Lately, I’ve found myself doing a lot of accidental reading. I do not commonly consume any kind of fanfiction, nor do I concern myself with any of the actual text of Twilight (haven’t tried to read it in ages). But I read tropes when I’m stuck somewhere and don’t have the energy or time to find my place in a book.

That’s one of the places where I reach my accidental reading. I found some Twilight fanfiction that had the express purpose of making fun. The book bored me, I can relate.

But some of the people poking fun are even worse.

Before I get started though, I want to explain what I mean by my post title. An angry parody is, in my opinion, a parody that hints at a list of ills that the fan/anti-fan has with the original work. They are each addressed, often with a heavy hand. And a person who has an agenda or wishes to attack details in the original, is more likely to accomplish these petty goals than to write something interesting.

Unless the retelling or parody is inherently silly with no intention of doing anything but mocking. In these cases, you can get by with talent and a knack for humour. Even then, it can be a crap shoot. (my favourite is still TMPBITWW)

The (possibly famous) fic “If Bella Were Sane” starts out well, rather interesting if formatted quite poorly. It’s a short fanfic, so I suppose it’s too much to expect more than a brief snippet for an entire day’s fictional diary entry. And they did get longer.

They also got further away from the goal of “improving” the original story. Given the missive, “rewrite Twilight or otherwise retell the events as if Bella were not a manipulative sociopath,” I would think that some of the events would actually have to change.

Day Twenty

Went to Port Angeles with some friends. It was going fine until Jessica and Angela somehow disappeared and four guys started following me.”

You can’t just nullify the reasons or thoughts behind an action and expect the original action to still make sense. It takes more work than, “um, I’m not a moron in this version, so that important story event just happened!”

Why can’t the Sane!Bella have argued with her friends? Teenagers do that. It doesn’t have to be a good reason to fight. She could have also stayed behind to pay for something and then gotten lost. It’s not that complicated. When you’re actually using the phrase, “somehow disappeared…” I don’t wish to finish that thought.

This same piece also seems completely unaware of the fact that Bella already knew Jacob before she moved to Forks. I didn’t even finish the book and I know that. Maybe it isn’t necessary to read a work you intend to parody, but if you get something like that wrong, people who are better acquainted with the original work will look down on you.

The other parody/rewrite I read is a little more illustrative of what I think made both of these fics fail to different degrees. Luminosity, dubbed a “re-imagining” is, sad to say, even more painfully boring than Twilight.

Its premise, rather than Bella simply being “sane”, is that Bella is introspective and self-examining. Unfortunately, the story is quite clearly a third party catechisation. It never sounds like a first person account, despite the use of the Almighty I. Her behaviour is being analysed and commented on by someone else using a blank character.

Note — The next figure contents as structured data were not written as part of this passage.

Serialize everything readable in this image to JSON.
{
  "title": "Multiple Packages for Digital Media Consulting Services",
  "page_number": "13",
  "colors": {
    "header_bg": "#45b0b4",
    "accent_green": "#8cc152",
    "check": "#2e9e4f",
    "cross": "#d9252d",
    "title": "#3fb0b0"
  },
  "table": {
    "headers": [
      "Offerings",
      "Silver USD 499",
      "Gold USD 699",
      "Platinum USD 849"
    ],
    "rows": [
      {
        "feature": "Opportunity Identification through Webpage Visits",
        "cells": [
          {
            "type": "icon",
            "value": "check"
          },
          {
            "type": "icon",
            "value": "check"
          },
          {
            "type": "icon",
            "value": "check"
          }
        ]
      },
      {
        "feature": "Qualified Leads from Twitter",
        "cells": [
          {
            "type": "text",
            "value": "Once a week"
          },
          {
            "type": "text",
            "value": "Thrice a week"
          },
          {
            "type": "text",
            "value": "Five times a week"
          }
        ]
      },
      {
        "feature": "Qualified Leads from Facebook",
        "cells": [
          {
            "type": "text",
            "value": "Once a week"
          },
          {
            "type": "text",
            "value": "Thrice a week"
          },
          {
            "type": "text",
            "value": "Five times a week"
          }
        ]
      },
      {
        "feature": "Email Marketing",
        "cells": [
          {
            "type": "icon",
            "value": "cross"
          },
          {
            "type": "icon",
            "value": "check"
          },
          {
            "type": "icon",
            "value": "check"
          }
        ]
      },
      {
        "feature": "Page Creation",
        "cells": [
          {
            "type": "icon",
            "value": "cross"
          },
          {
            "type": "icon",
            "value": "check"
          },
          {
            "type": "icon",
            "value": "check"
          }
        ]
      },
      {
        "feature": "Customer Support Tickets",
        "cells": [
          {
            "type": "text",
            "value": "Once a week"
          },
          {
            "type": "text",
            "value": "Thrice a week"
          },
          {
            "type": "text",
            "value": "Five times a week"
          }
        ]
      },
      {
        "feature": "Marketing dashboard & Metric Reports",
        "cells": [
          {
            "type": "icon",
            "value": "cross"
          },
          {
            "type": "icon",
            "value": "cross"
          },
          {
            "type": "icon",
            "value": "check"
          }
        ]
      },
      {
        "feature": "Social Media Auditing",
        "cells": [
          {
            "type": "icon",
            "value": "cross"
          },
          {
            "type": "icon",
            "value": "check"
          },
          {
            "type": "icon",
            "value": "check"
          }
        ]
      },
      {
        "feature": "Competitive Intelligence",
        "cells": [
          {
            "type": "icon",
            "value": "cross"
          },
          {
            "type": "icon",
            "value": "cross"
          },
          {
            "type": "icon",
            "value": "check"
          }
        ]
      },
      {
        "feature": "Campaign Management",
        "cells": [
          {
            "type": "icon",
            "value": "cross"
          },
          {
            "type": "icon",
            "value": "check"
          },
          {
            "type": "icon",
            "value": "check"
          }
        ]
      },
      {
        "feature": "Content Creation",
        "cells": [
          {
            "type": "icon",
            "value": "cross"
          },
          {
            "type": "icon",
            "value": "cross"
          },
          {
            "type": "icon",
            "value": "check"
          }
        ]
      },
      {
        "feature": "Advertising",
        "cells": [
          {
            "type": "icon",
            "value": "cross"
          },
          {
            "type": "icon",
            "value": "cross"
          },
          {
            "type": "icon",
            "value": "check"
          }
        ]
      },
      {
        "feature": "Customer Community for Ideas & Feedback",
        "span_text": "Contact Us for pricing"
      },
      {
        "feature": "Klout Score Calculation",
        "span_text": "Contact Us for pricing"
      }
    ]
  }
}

She is also still a Mary Sue in Luminosity. I gag whenever I read stories about a character who fills up notebook after notebook. You can’t even defend that it didn’t come from you, writing a character who is obsessed with writing.

I know it’s impossible to turn Twilight into a real story without giving Bella hobbies and interests, but writing does not lend itself well. Something that you can slip in without much upset would suit so much better. One of the few flashes of character I saw in what I managed to read was excitement over owning a vehicle, and I think she restores a motorcycle.

Having seen a rewrite that failed worse than the original, I feel a deeper appreciation for successful parodists, and even the original work in this case (did not think that would happen). It’s not easy.

And I’ve probably rambled on enough and annoyed someone or everyone. Time to wonder why the Garrett Files and the Dresden Files are like twins separated at birth.